Now, I know that the NHL Awards will never be as flashy or as entertaining as all of the "real" awards shows I know and love, but why not at least try? Whoever's planning this usually gets it wrong at some point. They should either try to be boring but very classy (like a Kennedy Center Honors), or just go nuts and be entertaining at any cost (like an MTV Awards ceremony). Right now, the NHL Awards are kind of like what I imagine the People's Choice Awards would be like if I watched them: The nominees and speeches are just this side of lame, but not so boring that they cancel the show altogether. (It's just that viewers never get the OMGsuper-exciting!!! telecast they were promised.) I'll be honest: I'm going to make some suggestions about how to improve the show, but I'll watch it regardless, because there will be hockey players in suits.

Just for fun, let's have a look at who could have hosted this instead:

What, you had a year to plan this year's show and you couldn't book Denis Leary? The man lives and breathes sports, he's engaging, and he can be bitingly hilarious. He'd be perfect. (Also, I recently found out that he's related to Conan O'Brien. It's win-win-win!)
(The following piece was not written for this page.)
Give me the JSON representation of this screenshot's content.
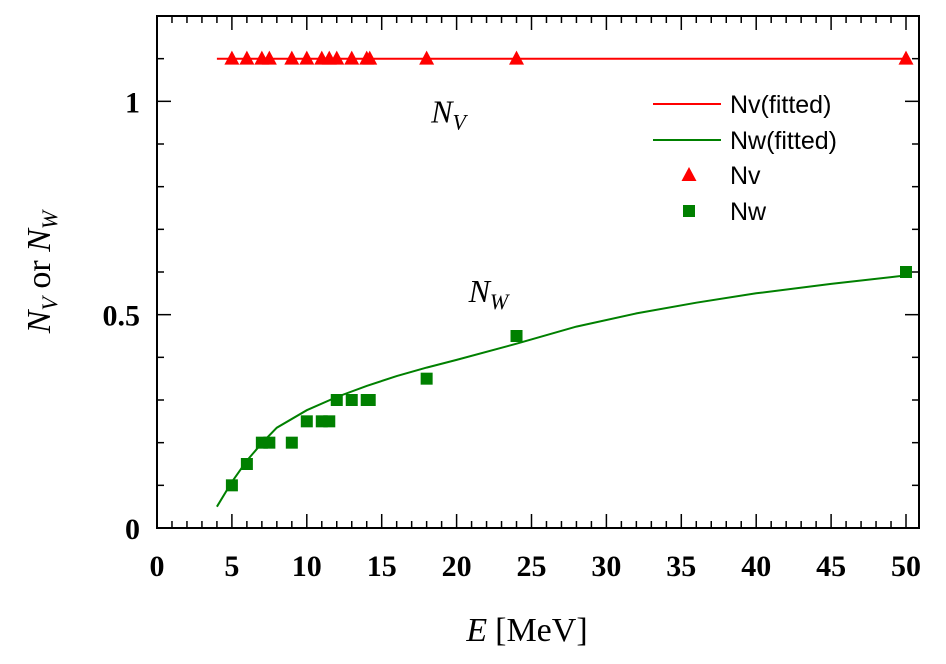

Dean Winters recently returned to 30 Rock. You're telling me we couldn't get him onstage in character as Dennis Duffy wearing a variety of hockey jerseys? He could try to sell a beeper to Gordie Howe!

Las Vegas is full of celebrity impersonators, or at least that's what it looks like on TV. I'm sure if we look hard enough and sift through a sea of fake Elvises, Lucille Balls, and Kardashian sisters, we'll eventually find someone who gets paid to look and sound just like Gary Bettman.

Or why not hire from within? A former NHL star like Marc Messier loves the sound of applause. A former NHL star like Jeremy Roenick loves the sound of his own voice. As long as you don't lose track of Paul Bissonnette the instant he steps off a plane in Vegas, he'd make a great host. It might not be a family-friendly telecast but what's funnier than a current NHL star who spends most of his time on the bench emceeing a show honouring hockey's best and most productive?

I've got a few ideas bouncing around about this awards show. Maybe the NHL forgot that they have a crazy TV fan to deal with.


  1. This comment has been removed by the author.

  2. Two words: Ricky. Gervais.

  3. They got Jay Mohr. Wishing for Ricky Gervais is like having a bicycle and wishing for a rocket ship.